To go back in time once more, in the 1980s, such racial color-blindness was embodied by the roguish, funny Black cop, an outsider who’s an insider, too. There was Eddie Murphy in Beverly Hills Cop:
Danny Glover’s “I’m getting too old for this shit” foil to Mel Gibson in Lethal Weapon:
And, of course, the inimitable Reginald VelJohnson in Die Hard:
By the early 1990s, however, things stopped being so funny and the Black cop had found hip-hop. As such, the Black cop movies of that era were typically grimy, urban tales about working undercover in drug dens. The films (e.g., classics like New Jack City and Deep Cover) were motivated by tough-on-crime mainstream American ideals of how to save the Black community: white and Black cops working together to clean-up the streets, using a little extra force when necessary.
Ironically, nowadays, all the rapping Ices who once hated cops make millions by playing them, with Ice Cube switching from saying “fuck the police” to playing a boy in blue in a pair of films with Kevin Hart, and Ice-T playing Sgt. Fin Tutuola for nearly two decades.
But the real outsized shift for the Black cop trope wasn’t gangsta rappers turned pretend cops. What signaled the new era was when, in 2001, Denzel Washington played a Black cop for the second time in Training Day. As Roger Ebert wrote at the time: “Training Day is an equal-opportunity police brutality picture, depicting a modern Los Angeles in which the black cop is slimier and more corrupt than anybody ever thought the white cops were. Alonzo Harris, played by Denzel Washington, makes Popeye Doyle look like Officer Friendly.”
Training Day wouldn’t be nearly as powerful if the racial roles were reversed. If the corrupt officer played by Denzel was white and Ethan Hawke’s role as the squeaky-clean trainee was the Black cop, police corruption and brutality would come off quite different. The fact that it’s a Black man abusing his power — the same power that all cops have — is what makes the movie’s critique of corrupt cops and America work so powerfully.

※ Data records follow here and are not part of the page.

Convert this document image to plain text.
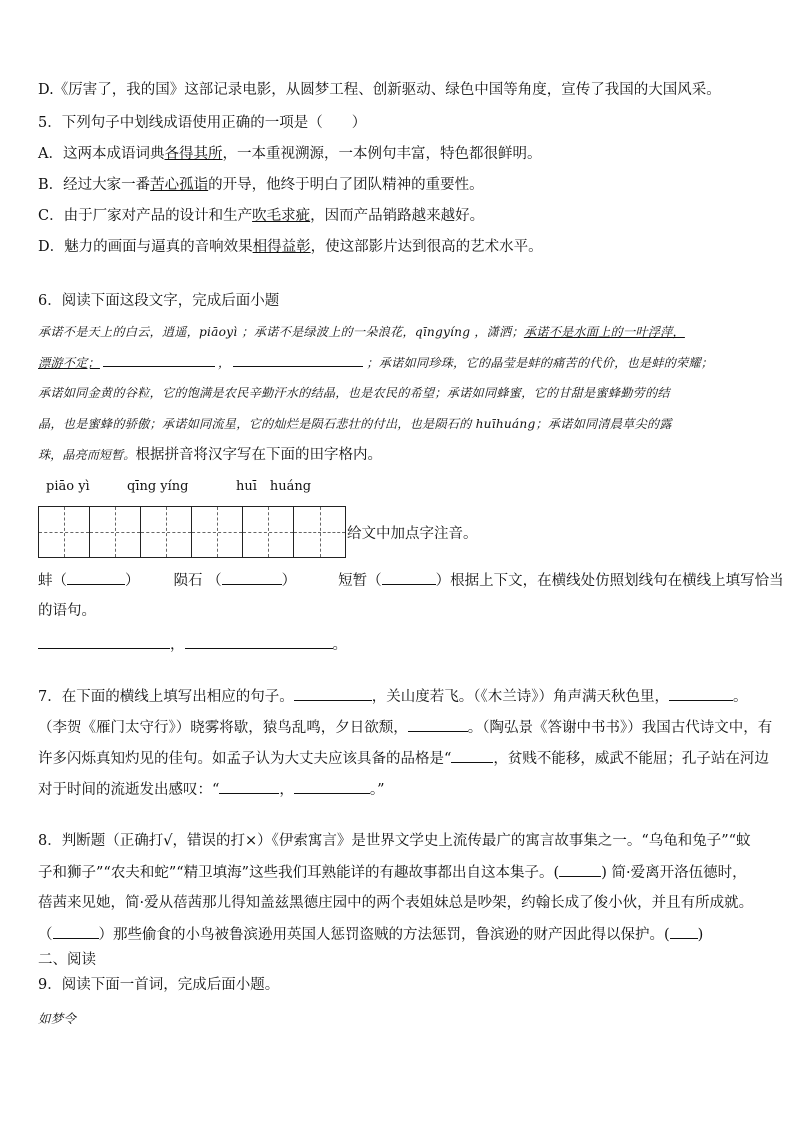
D.《厉害了，我的国》这部记录电影，从圆梦工程、创新驱动、绿色中国等角度，宣传了我国的大国风采。
5．下列句子中划线成语使用正确的一项是（　　）
A．这两本成语词典各得其所，一本重视溯源，一本例句丰富，特色都很鲜明。
B．经过大家一番苦心孤诣的开导，他终于明白了团队精神的重要性。
C．由于厂家对产品的设计和生产吹毛求疵，因而产品销路越来越好。
D．魅力的画面与逼真的音响效果相得益彰，使这部影片达到很高的艺术水平。
6．阅读下面这段文字，完成后面小题
承诺不是天上的白云，逍遥，piāoyì ；承诺不是绿波上的一朵浪花，qīngyíng ，潇洒；承诺不是水面上的一叶浮萍，
漂游不定；	，	；承诺如同珍珠，它的晶莹是蚌的痛苦的代价，也是蚌的荣耀；
承诺如同金黄的谷粒，它的饱满是农民辛勤汗水的结晶，也是农民的希望；承诺如同蜂蜜，它的甘甜是蜜蜂勤劳的结
晶，也是蜜蜂的骄傲；承诺如同流星，它的灿烂是陨石悲壮的付出，也是陨石的 huīhuáng；承诺如同清晨草尖的露
珠，晶亮而短暂。根据拼音将汉字写在下面的田字格内。
piāo yì	qīng yíng	huī　huáng
给文中加点字注音。
蚌（	） 陨石 （	）	短暂（	）根据上下文，在横线处仿照划线句在横线上填写恰当
的语句。
，	。
7．在下面的横线上填写出相应的句子。	，关山度若飞。（《木兰诗》）角声满天秋色里，	。
（李贺《雁门太守行》）晓雾将歇，猿鸟乱鸣，夕日欲颓，	。（陶弘景《答谢中书书》）我国古代诗文中，有
许多闪烁真知灼见的佳句。如孟子认为大丈夫应该具备的品格是“	，贫贱不能移，威武不能屈；孔子站在河边
对于时间的流逝发出感叹：“	，	。”
8．判断题（正确打√，错误的打×）《伊索寓言》是世界文学史上流传最广的寓言故事集之一。“乌龟和兔子”“蚊
子和狮子”“农夫和蛇”“精卫填海”这些我们耳熟能详的有趣故事都出自这本集子。(	) 简·爱离开洛伍德时，
蓓茜来见她，简·爱从蓓茜那儿得知盖兹黑德庄园中的两个表姐妹总是吵架，约翰长成了俊小伙，并且有所成就。
（	）那些偷食的小鸟被鲁滨逊用英国人惩罚盗贼的方法惩罚，鲁滨逊的财产因此得以保护。( )
二、阅读
9．阅读下面一首词，完成后面小题。
如梦令
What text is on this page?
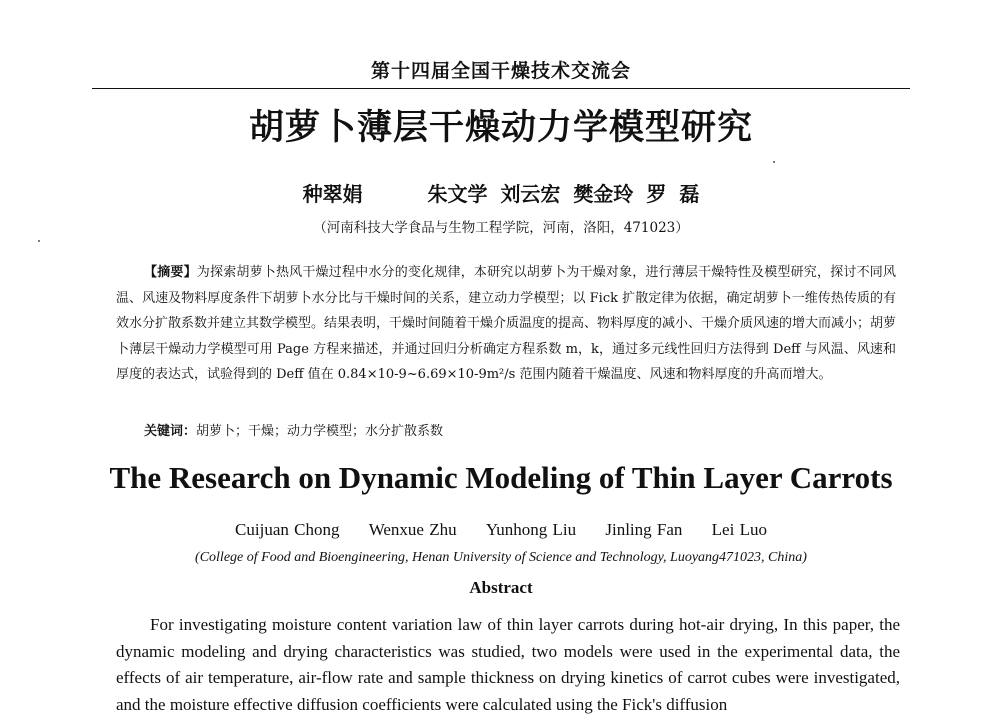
第十四届全国干燥技术交流会
胡萝卜薄层干燥动力学模型研究
种翠娟	朱文学 刘云宏 樊金玲 罗 磊
（河南科技大学食品与生物工程学院，河南，洛阳，471023）
【摘要】为探索胡萝卜热风干燥过程中水分的变化规律，本研究以胡萝卜为干燥对象，进行薄层干燥特性及模型研究，探讨不同风温、风速及物料厚度条件下胡萝卜水分比与干燥时间的关系，建立动力学模型；以 Fick 扩散定律为依据，确定胡萝卜一维传热传质的有效水分扩散系数并建立其数学模型。结果表明，干燥时间随着干燥介质温度的提高、物料厚度的减小、干燥介质风速的增大而减小；胡萝卜薄层干燥动力学模型可用 Page 方程来描述，并通过回归分析确定方程系数 m，k，通过多元线性回归方法得到 Deff 与风温、风速和厚度的表达式，试验得到的 Deff 值在 0.84×10-9~6.69×10-9m²/s 范围内随着干燥温度、风速和物料厚度的升高而增大。
关键词：胡萝卜；干燥；动力学模型；水分扩散系数
The Research on Dynamic Modeling of Thin Layer Carrots
Cuijuan Chong Wenxue Zhu Yunhong Liu Jinling Fan Lei Luo
(College of Food and Bioengineering, Henan University of Science and Technology, Luoyang471023, China)
Abstract
For investigating moisture content variation law of thin layer carrots during hot-air drying, In this paper, the dynamic modeling and drying characteristics was studied, two models were used in the experimental data, the effects of air temperature, air-flow rate and sample thickness on drying kinetics of carrot cubes were investigated, and the moisture effective diffusion coefficients were calculated using the Fick's diffusion
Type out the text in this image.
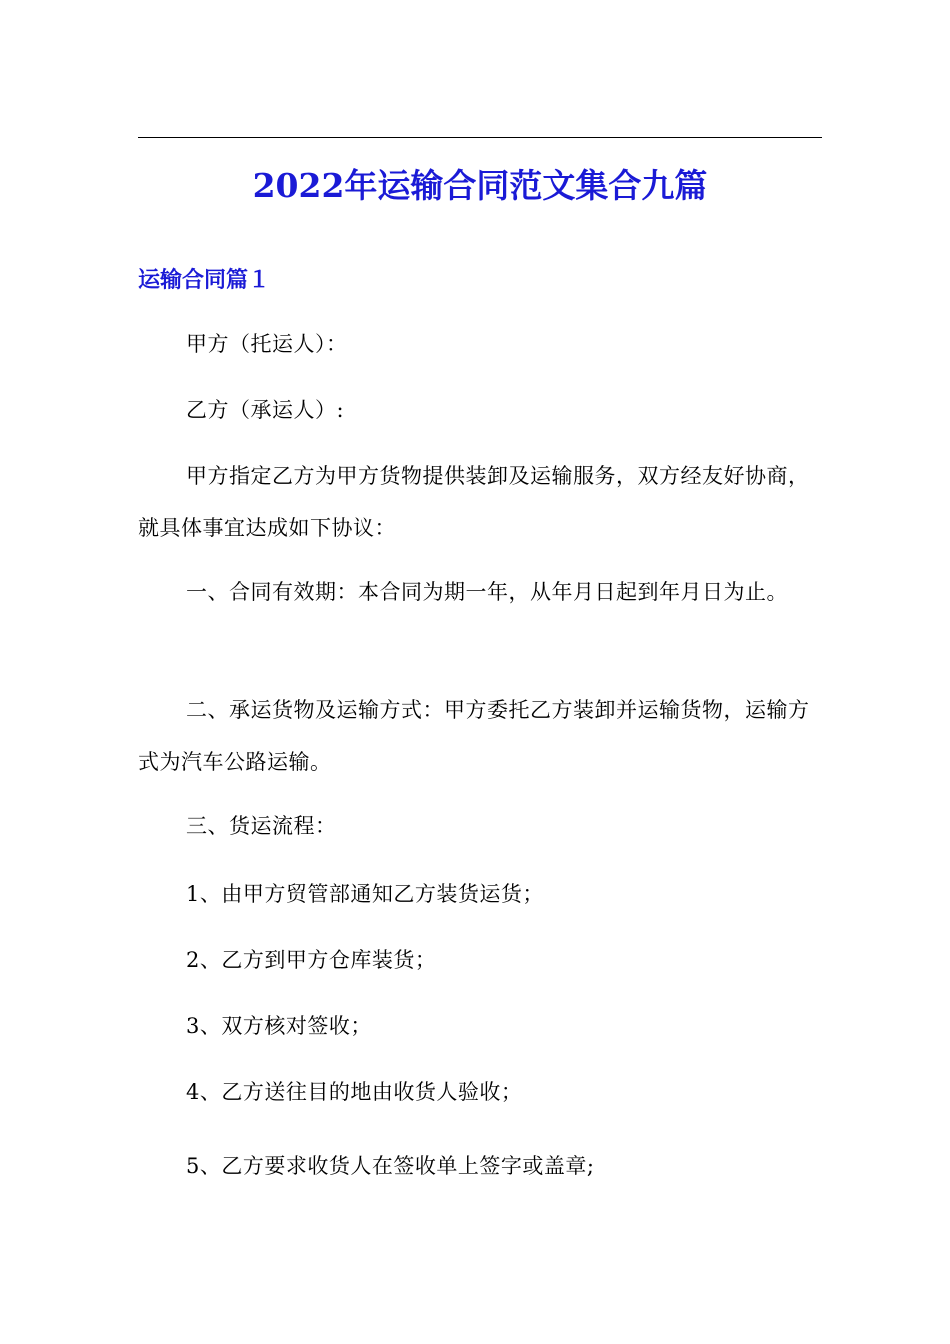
2022年运输合同范文集合九篇
运输合同篇１

甲方（托运人）：

乙方（承运人）:

甲方指定乙方为甲方货物提供装卸及运输服务，双方经友好协商，就具体事宜达成如下协议：

一、合同有效期：本合同为期一年，从年月日起到年月日为止。

二、承运货物及运输方式：甲方委托乙方装卸并运输货物，运输方式为汽车公路运输。

三、货运流程：

1、由甲方贸管部通知乙方装货运货；

2、乙方到甲方仓库装货；

3、双方核对签收；

4、乙方送往目的地由收货人验收；

5、乙方要求收货人在签收单上签字或盖章;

A recent Canadian film called Black Cop utilizes this same power move with equally revealing results. In it, we find a uniformed beat cop in an unnamed city on the East Coast who “spends a day treating white civilians the way white cops treat Black people — with unnecessary hostility, physical threats and even violence.” As you watch this lawless Black cop pull people over, subject them to unnecessary searches and harassment, even violence, his police brutality jumps out. White people aren’t supposed to be treated like that, especially by a Black cop who uses violence with impunity. This calls into question how much power all cops possess.
How much progress, though, does the Black cop trope suggest we’ve actually made?
America’s favorite dream is that we can one day become a post-racial nation. That obviously would require structural changes to guarantee equality for all Americans. For instance, cops must be held accountable for their crimes — regardless of the color of their skin. We must also recognize that the social order Black cops enforce has inarguably been racist, which is why Black cops get treated as traitors. Like the two-faced Janus, the Black cop lives with a split identity: Uncle Toms who hide behind their badge and gun.
This makes their characters dramatically compelling. It’s also why they serve as such a flimsy apology or scathing critique of American values.